Apenas me oyó decir de dónde venía, me sonrió con cierta ironía ácida y me preguntó:
--¿Un mate entonces?
Y me incluyó en la rueda con los suyos. Ni la estadounidense ni mi amiga tomaban “eso”.
Mientras charlábamos en varios idiomas, desde varios mundos, le pregunté qué era ese lugar abierto en el que estábamos.
--La escuela –dijo --, y la sala de reuniones y el Consejo y…
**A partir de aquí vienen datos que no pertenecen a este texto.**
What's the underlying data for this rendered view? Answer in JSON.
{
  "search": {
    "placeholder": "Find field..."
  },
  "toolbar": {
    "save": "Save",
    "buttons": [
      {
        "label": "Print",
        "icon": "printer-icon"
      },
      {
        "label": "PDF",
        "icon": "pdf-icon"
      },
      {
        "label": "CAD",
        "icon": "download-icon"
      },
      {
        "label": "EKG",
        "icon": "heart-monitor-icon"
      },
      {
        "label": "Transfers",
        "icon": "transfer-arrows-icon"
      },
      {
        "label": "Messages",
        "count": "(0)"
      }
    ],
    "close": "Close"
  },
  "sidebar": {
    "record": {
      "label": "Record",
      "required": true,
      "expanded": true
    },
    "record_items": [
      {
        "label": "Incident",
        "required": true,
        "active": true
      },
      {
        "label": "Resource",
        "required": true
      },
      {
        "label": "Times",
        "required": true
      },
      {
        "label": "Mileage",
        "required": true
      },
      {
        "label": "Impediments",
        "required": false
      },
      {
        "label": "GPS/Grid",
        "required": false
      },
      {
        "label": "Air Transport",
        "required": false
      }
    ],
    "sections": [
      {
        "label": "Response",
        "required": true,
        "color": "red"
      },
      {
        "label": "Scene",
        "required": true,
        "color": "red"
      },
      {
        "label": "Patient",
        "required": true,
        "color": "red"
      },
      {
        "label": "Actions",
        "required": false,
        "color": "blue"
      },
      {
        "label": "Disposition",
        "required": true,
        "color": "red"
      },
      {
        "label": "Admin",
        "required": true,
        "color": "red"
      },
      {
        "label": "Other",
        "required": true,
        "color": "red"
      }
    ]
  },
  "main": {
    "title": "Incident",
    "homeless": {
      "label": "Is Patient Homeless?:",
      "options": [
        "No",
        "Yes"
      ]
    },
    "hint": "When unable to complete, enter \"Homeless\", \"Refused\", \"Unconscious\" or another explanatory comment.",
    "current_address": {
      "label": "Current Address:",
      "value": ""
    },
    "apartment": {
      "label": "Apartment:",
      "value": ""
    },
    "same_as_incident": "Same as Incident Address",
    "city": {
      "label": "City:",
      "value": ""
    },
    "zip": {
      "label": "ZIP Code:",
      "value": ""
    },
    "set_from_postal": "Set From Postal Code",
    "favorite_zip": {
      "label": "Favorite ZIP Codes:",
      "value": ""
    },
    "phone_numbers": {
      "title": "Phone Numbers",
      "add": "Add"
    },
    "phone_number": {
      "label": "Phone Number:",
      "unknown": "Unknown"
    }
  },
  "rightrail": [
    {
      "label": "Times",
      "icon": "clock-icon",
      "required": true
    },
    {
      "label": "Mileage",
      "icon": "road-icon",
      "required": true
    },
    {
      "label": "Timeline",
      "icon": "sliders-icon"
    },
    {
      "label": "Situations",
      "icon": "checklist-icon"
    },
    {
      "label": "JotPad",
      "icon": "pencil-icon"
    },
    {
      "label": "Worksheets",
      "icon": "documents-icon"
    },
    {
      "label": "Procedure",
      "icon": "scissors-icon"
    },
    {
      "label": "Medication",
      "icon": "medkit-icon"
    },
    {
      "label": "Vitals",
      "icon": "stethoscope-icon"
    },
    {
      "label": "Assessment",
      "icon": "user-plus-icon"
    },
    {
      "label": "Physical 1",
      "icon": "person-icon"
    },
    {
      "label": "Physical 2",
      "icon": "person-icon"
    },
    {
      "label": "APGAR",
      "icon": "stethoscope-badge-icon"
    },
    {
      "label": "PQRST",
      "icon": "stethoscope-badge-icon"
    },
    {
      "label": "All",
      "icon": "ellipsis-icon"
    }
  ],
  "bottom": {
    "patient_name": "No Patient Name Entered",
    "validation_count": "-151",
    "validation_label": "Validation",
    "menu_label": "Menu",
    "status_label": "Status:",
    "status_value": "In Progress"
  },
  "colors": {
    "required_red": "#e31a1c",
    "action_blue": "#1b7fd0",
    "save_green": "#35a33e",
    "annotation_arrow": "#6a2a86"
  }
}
Por los costados sin límites, sin fronteras, entraban y salían los pájaros. Un tucán se posó en el banco, cerca del cacique. Estoy cada vez más en contra de las divisiones constantes que las ideas de Europa imponen al mundo: ser humano versus animales o naturaleza; nosotros versus los otros; razón versus sentimientos; cada ciencia por su lado. Pero no hay duda de que me eduqué entre esas ideas. El tucán me parecía hermoso y fuera de lugar en la escuela o el Consejo; exótico sin duda, y molesto. Yo hubiera levantado la mano para apartarlo de mí, de la conversación. El cacique levantó una galleta dura de la mesa, rompió unos pedacitos y los puso sobre el banco para que el pájaro comiera.
Más tarde, antes de que nos fuéramos hacia la ciudad iluminada y las calles y los semáforos de la noche, alguien, no me acuerdo quién, preguntó:
--¿Por qué no cierran con algo las paredes?
El cacique nos miró, francamente asombrado.
--Si cerramos las paredes –dijo --, ¿cómo entran los pájaros?